Ariane ma soeur, de quel amour blessee,
Vous mourutes aux bords ou vous futes laissee.
Here, certainly, are no 'mots rares'; here is nothing to catch the mind
or dazzle the understanding; here is only the most ordinary vocabulary,
plainly set forth. But is there not an enchantment? Is there not a
vision? Is there not a flow of lovely sound whose beauty grows upon the
ear, and dwells exquisitely within the memory? Racine's triumph is
precisely this--that he brings about, by what are apparently the
simplest means, effects which other poets must strain every nerve to
produce. The narrowness of his vocabulary is in fact nothing but a proof
of his amazing art. In the following passage, for instance, what a sense
of dignity and melancholy and power is conveyed by the commonest words!

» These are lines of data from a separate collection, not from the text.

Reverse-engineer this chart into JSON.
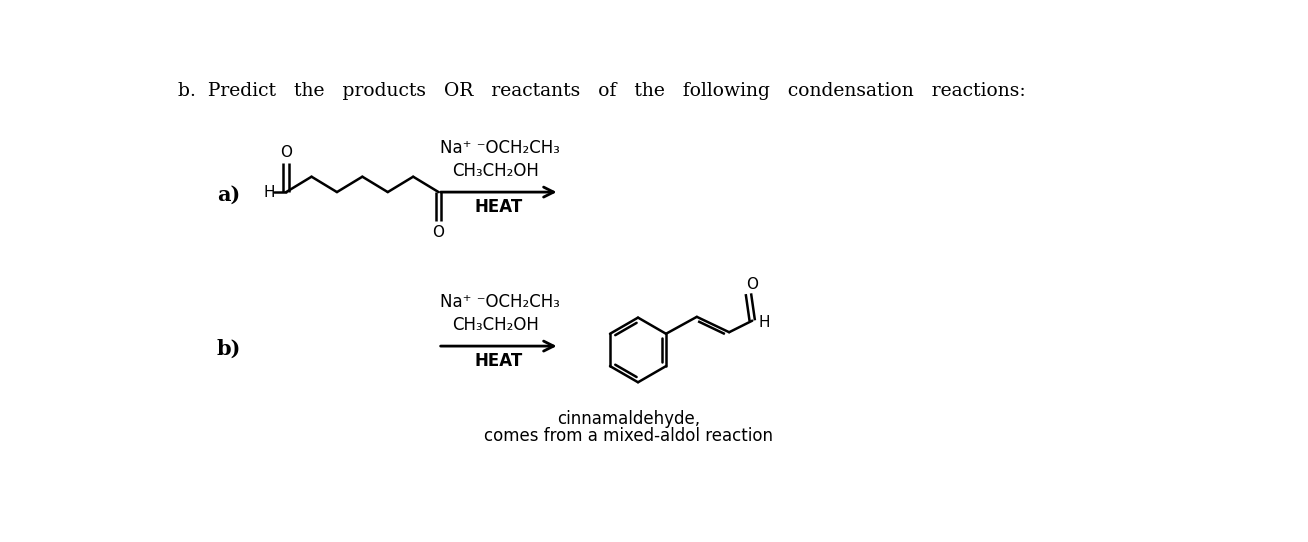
{
  "bg_color": "#ffffff",
  "title_text": "b.  Predict   the   products   OR   reactants   of   the   following   condensation   reactions:",
  "label_a": "a)",
  "label_b": "b)",
  "reagent_line1": "Na⁺ ⁻OCH₂CH₃",
  "reagent_line2": "CH₃CH₂OH",
  "reagent_line3": "HEAT",
  "caption1": "cinnamaldehyde,",
  "caption2": "comes from a mixed-aldol reaction"
}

Enfin j'ouvre les yeux, et je me fais justice:
C'est faire a vos beautes un triste sacrifice
Que de vous presenter, madame, avec ma foi,
Tout l'age et le malheur que je traine avec moi.
Jusqu'ici la fortune et la victoire memes
Cachaient mes cheveux blancs sous trente diademes.
Mais ce temps-la n'est plus: je regnais; et je fuis:
Mes ans se sont accrus; mes honneurs sont detruits.